Cops Don't Like It When the Camera Turns On Them

Recent video footage of an out of control Baltimore cop wrestling a 14 year-old skateboarder to the ground has added fire to a growing debate about police misconduct. Then to add even more fuel to the fire, another man has come forward with an equally outrageous video of the same cop acting in an unreasonable manner.
Apparently police departments accross the country don't like it when the camera is turned on them....

A bill currently proposed in the Utah Legislature would prevent the public from finding out about police misconduct. The proponents of this bill believe that the cops should be able to handle police misconduct investigations internally, outside the watchful eye of the public. In essence, this bill would leave policing the police to themselves. It's this kind of legislation that further deteriorates our Constitution and takes us one step closer to a big brother-like police state. Ever since the Bush administration began the "war on terror", our civil rights and our Constitution have been systematicly eroded by lawmakers who buy into every wacky idea that purports to strengthen law enforcement. Supporters of this bill claim that police misconduct needs to be kept from the public in order to "preserve the integrity of the police". They also claim that public police misconduct scandals weaken the credibility of police testimony in court. A reasonable person would come to the conclusion that the police need to clean up their own act and get rid of the bad apples, not simply move the problem out of the public arena. They obviously have no interest in cleaning up their act. So, instead they want to hide it to preserve the status quo.

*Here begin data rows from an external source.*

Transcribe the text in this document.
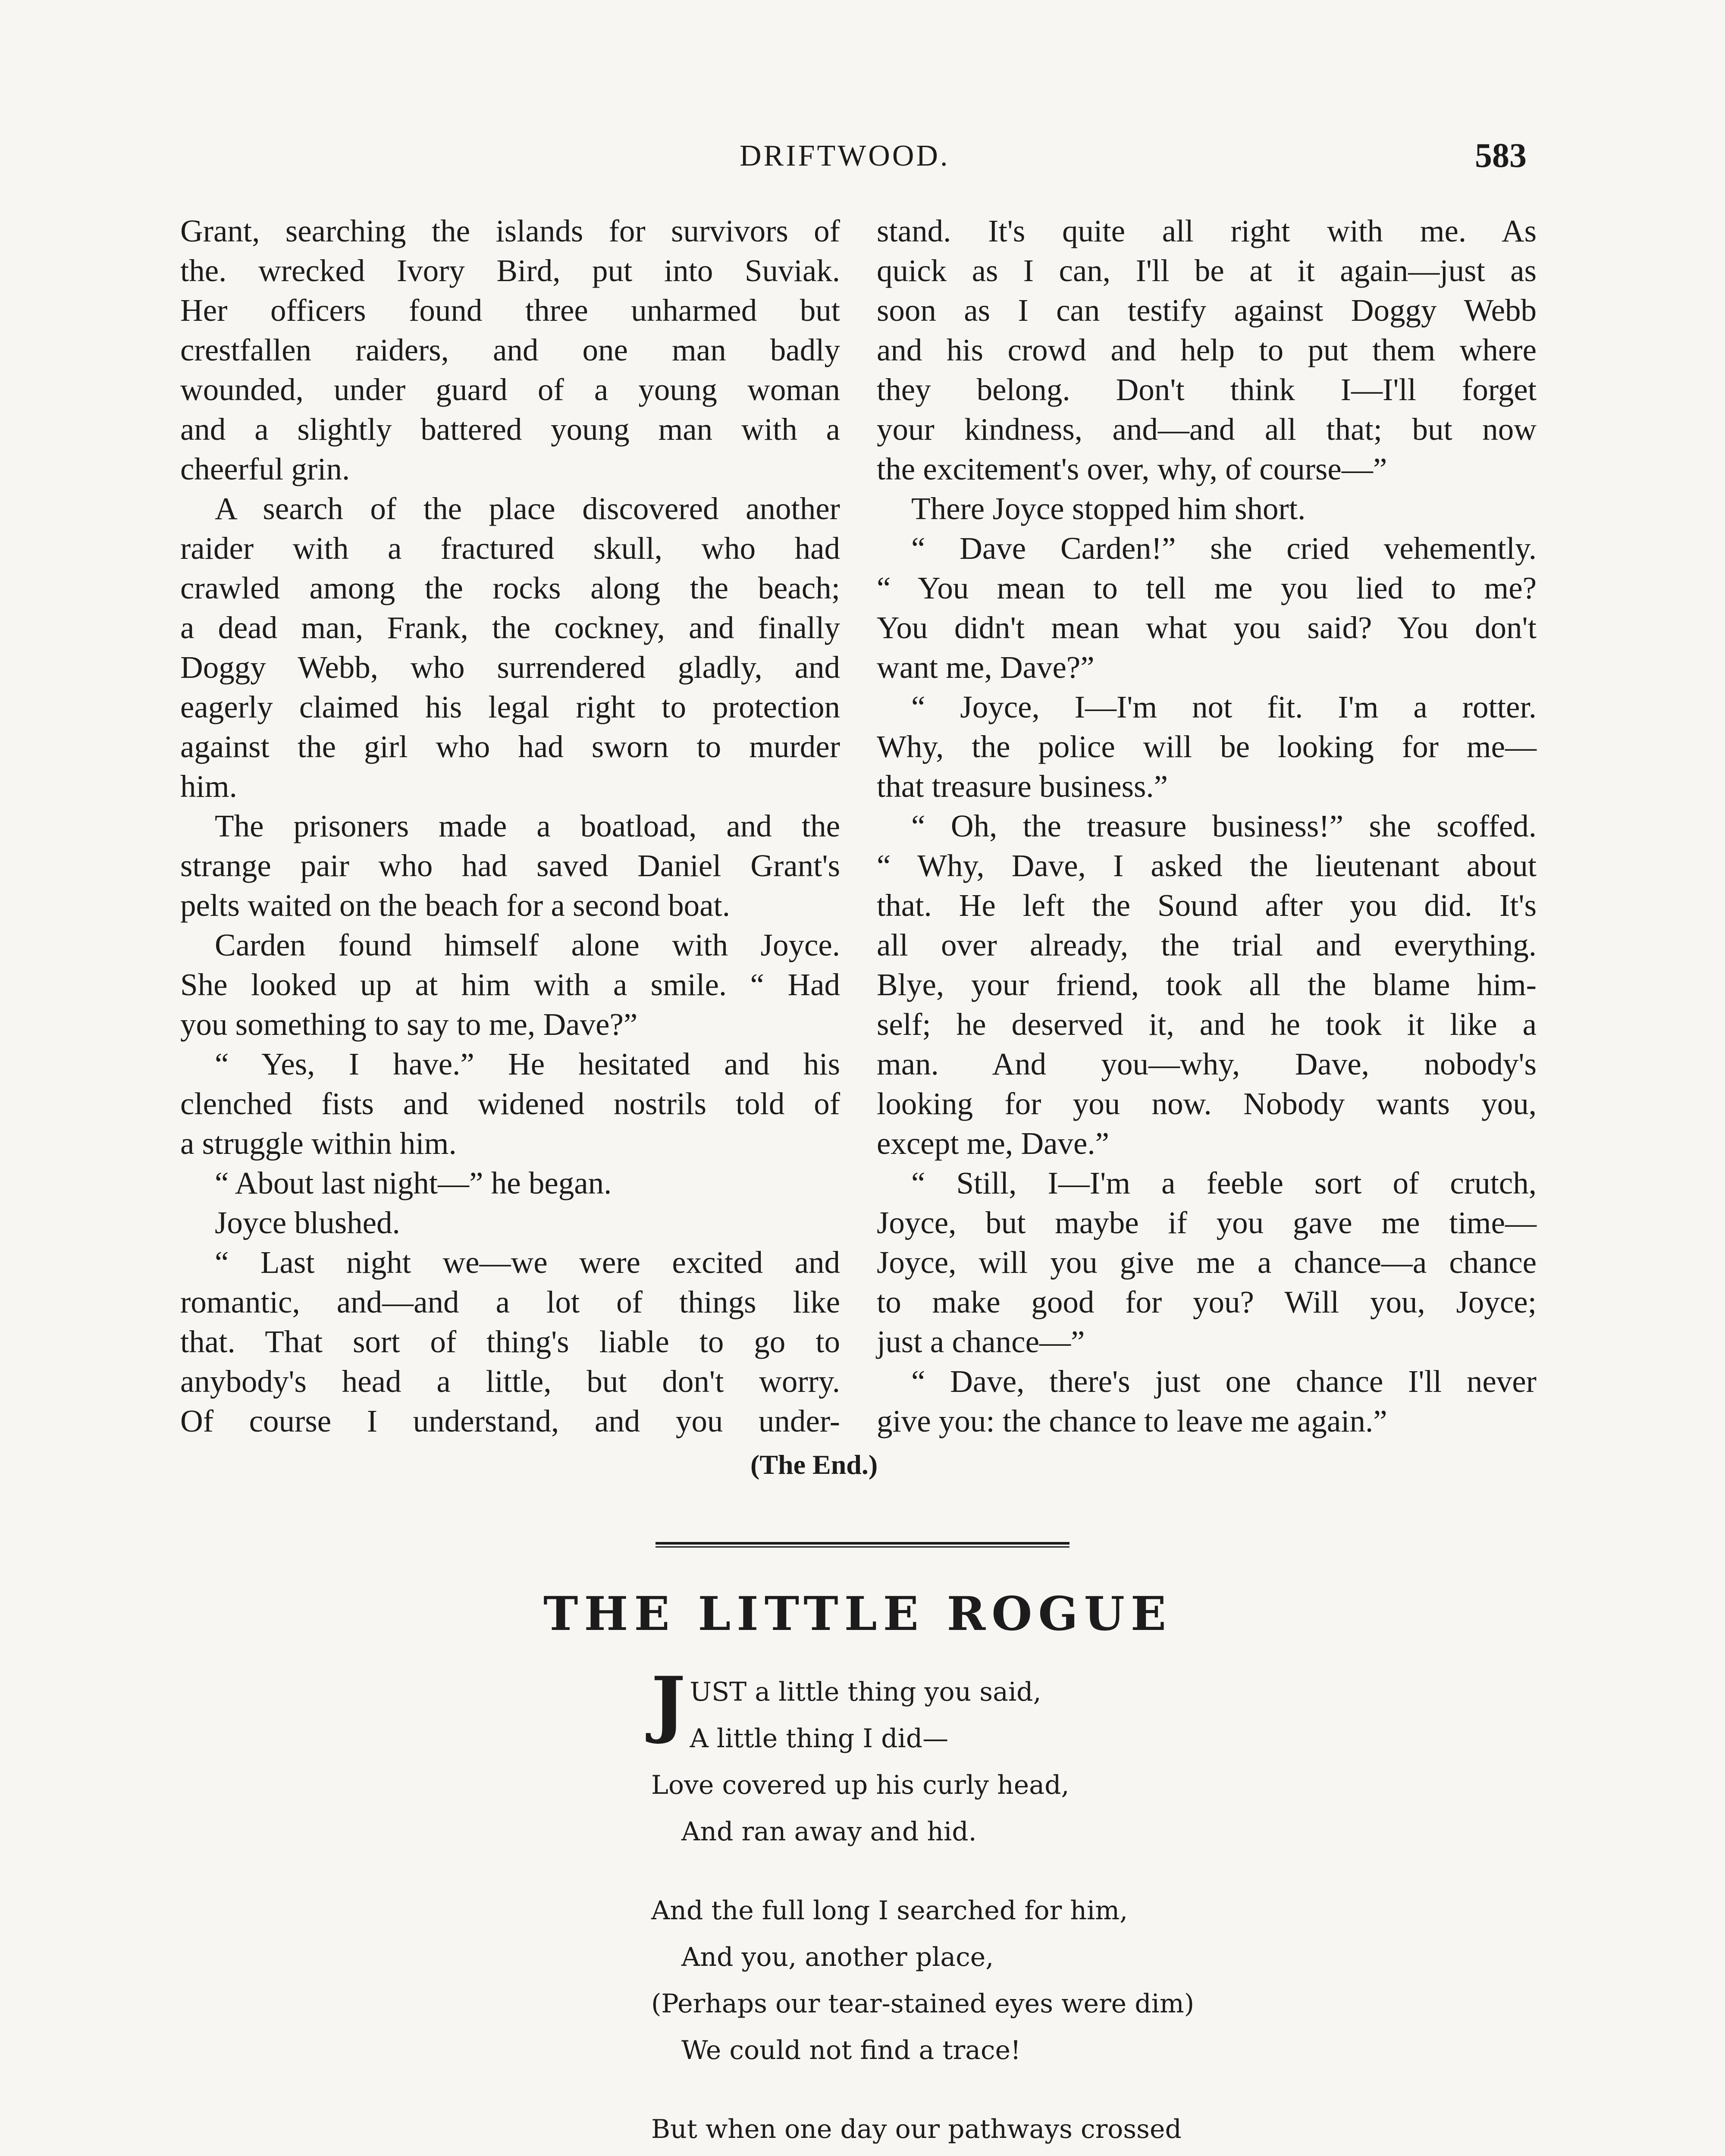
DRIFTWOOD.	583
Grant, searching the islands for survivors of
the. wrecked Ivory Bird, put into Suviak.
Her officers found three unharmed but
crestfallen raiders, and one man badly
wounded, under guard of a young woman
and a slightly battered young man with a
cheerful grin.
A search of the place discovered another
raider with a fractured skull, who had
crawled among the rocks along the beach;
a dead man, Frank, the cockney, and finally
Doggy Webb, who surrendered gladly, and
eagerly claimed his legal right to protection
against the girl who had sworn to murder
him.
The prisoners made a boatload, and the
strange pair who had saved Daniel Grant's
pelts waited on the beach for a second boat.
Carden found himself alone with Joyce.
She looked up at him with a smile. “ Had
you something to say to me, Dave?”
“ Yes, I have.” He hesitated and his
clenched fists and widened nostrils told of
a struggle within him.
“ About last night—” he began.
Joyce blushed.
“ Last night we—we were excited and
romantic, and—and a lot of things like
that. That sort of thing's liable to go to
anybody's head a little, but don't worry.
Of course I understand, and you under-
stand. It's quite all right with me. As
quick as I can, I'll be at it again—just as
soon as I can testify against Doggy Webb
and his crowd and help to put them where
they belong. Don't think I—I'll forget
your kindness, and—and all that; but now
the excitement's over, why, of course—”
There Joyce stopped him short.
“ Dave Carden!” she cried vehemently.
“ You mean to tell me you lied to me?
You didn't mean what you said? You don't
want me, Dave?”
“ Joyce, I—I'm not fit. I'm a rotter.
Why, the police will be looking for me—
that treasure business.”
“ Oh, the treasure business!” she scoffed.
“ Why, Dave, I asked the lieutenant about
that. He left the Sound after you did. It's
all over already, the trial and everything.
Blye, your friend, took all the blame him-
self; he deserved it, and he took it like a
man. And you—why, Dave, nobody's
looking for you now. Nobody wants you,
except me, Dave.”
“ Still, I—I'm a feeble sort of crutch,
Joyce, but maybe if you gave me time—
Joyce, will you give me a chance—a chance
to make good for you? Will you, Joyce;
just a chance—”
“ Dave, there's just one chance I'll never
give you: the chance to leave me again.”
(The End.)
THE LITTLE ROGUE
J UST a little thing you said,
A little thing I did—
Love covered up his curly head,
And ran away and hid.
And the full long I searched for him,
And you, another place,
(Perhaps our tear-stained eyes were dim)
We could not find a trace!
But when one day our pathways crossed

In this day and age, the old adage that a picture is worth a thousand words couldn't be more true. I would bet the supporters of this bill feel that the folks with the video cameras were to blame for the Rodney King incident and the riots that ensued. While it's true that video can be taken out of context and used to present only one side of complicated confrontations with the police (as it is alleged by police in the recently publicized case of an Ohio woman), more often than not, a video can be a useful tool in determining whether or not police or citizens act in a responsible, law-abiding manner. The old notion that police always act as we all would expect is simply a fairy tale. Cops are people too. They are prone to poor judgement just as much as the rest of us. When they do they should be held accountable. This being said, there is no reason that we should believe every thing a police officer offers as testimony in court proceedings as the absolute truth.

There is a counter movement currently under way in Utah. A defense attorney has proposed that a bill be introduced that would require all police interrogations to be video taped. The intent is to protect people from police coercion while being interrogated. Too often we have seen people who claim they confeesed to a crime they didn't commit simply because the police lied to them or used exaustive interrogation techniques designed to break a persons will. The folks that are against this bill say it would be too costly for small rural police departments to comply. They claim that the cost of video equipment installation would take money out of already strained budget. One police official claimed that "If he were forced to spend $20,000 on video taping equipment, he would have to eliminate his D.A.R.E. program". It's this kind of rhetoric that should make everyone suspect of the real reasons that cops don't want cameras in police stations. As far as I can tell, a PC with a webcam and a dvd burner would probably suffice. That's hardly a $20,000 investment. I also don't recall these people arguing that onboard dash cams were prohibitively expensive when it was put to them that it would protect the police and serve as a valuable prosecution tool.

I would recommend that everyone follow this argument closely, as it could have a chilling effect on our civil rights that are more frequently coming under attack. The concept of less government transparency should be a major concern to us all. The notion that broader police powers and less accountability somehow protect our way of life is completely against the democratic fundamentals our constitution is founded upon.